Broadband Focusing of Acoustic Plasmons in Graphene with an Applied Current
Michael Sammon, Dionisios Margetis, E. J. Mele, Tony Low

TL;DR
This paper theoretically investigates how an applied current in graphene with metallic gates can generate broadband, non-reciprocal acoustic plasmons that are directionally focused, with potential for experimental realization.
Contribution
It introduces a method to achieve broadband focused non-reciprocal plasmons in graphene via applied current and metallic gating, expanding control over plasmonic properties.
Findings
Spectral broadband focused plasmons are achievable.
Resonance linewidth depends on the angular direction due to Landau damping.

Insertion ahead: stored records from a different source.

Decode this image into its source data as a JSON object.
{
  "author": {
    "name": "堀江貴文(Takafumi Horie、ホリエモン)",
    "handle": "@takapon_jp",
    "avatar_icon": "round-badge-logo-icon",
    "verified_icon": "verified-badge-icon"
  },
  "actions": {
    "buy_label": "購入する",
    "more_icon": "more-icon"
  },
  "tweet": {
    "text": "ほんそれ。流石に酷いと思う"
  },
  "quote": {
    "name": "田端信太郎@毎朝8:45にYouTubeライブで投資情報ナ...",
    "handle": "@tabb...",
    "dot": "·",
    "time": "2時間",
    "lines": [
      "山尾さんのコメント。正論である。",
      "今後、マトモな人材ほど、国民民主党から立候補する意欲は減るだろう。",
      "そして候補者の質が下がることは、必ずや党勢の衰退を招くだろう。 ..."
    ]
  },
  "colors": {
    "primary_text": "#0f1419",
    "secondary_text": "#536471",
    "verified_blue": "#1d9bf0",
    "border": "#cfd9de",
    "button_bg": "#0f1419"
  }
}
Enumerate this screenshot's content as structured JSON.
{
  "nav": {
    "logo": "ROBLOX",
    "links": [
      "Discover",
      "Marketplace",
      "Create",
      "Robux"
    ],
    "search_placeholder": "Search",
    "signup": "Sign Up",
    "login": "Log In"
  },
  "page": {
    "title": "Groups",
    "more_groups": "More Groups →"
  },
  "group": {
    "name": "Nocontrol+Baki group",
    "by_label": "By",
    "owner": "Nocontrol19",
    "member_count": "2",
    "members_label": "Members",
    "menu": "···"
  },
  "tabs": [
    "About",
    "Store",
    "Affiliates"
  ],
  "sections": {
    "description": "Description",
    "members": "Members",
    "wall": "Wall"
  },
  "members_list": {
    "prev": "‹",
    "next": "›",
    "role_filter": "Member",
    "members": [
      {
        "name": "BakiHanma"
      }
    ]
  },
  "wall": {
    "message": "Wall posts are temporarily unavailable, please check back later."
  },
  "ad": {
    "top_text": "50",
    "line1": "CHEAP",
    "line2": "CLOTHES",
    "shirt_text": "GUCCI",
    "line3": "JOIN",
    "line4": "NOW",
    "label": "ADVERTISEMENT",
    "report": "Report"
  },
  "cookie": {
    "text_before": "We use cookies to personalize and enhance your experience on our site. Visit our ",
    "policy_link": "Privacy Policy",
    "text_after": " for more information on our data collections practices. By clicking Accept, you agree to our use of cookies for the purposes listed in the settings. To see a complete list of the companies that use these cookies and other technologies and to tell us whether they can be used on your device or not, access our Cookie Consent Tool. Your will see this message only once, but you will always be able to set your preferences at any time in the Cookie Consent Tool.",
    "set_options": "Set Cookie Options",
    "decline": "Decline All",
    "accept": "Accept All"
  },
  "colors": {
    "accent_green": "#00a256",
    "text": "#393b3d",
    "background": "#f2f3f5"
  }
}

Forward focused non-reciprocal plasmons are predicted with accessible parameters.
Abstract
Non-reciprocal plasmons in current-driven, isotropic, and homogenous graphene with proximal metallic gates is theoretically explored. Nearby metallic gates screen the Coulomb interactions, leading to linearly dispersive acoustic plasmons residing close to its particle-hole continuum counterpart. We show that the applied bias leads to spectral broadband focused plasmons whose resonance linewidth is dependent on the angular direction relative to the current flow due to Landau damping. We predict that forward focused non-reciprocal plasmons are possible with accessible experimental parameters and setup.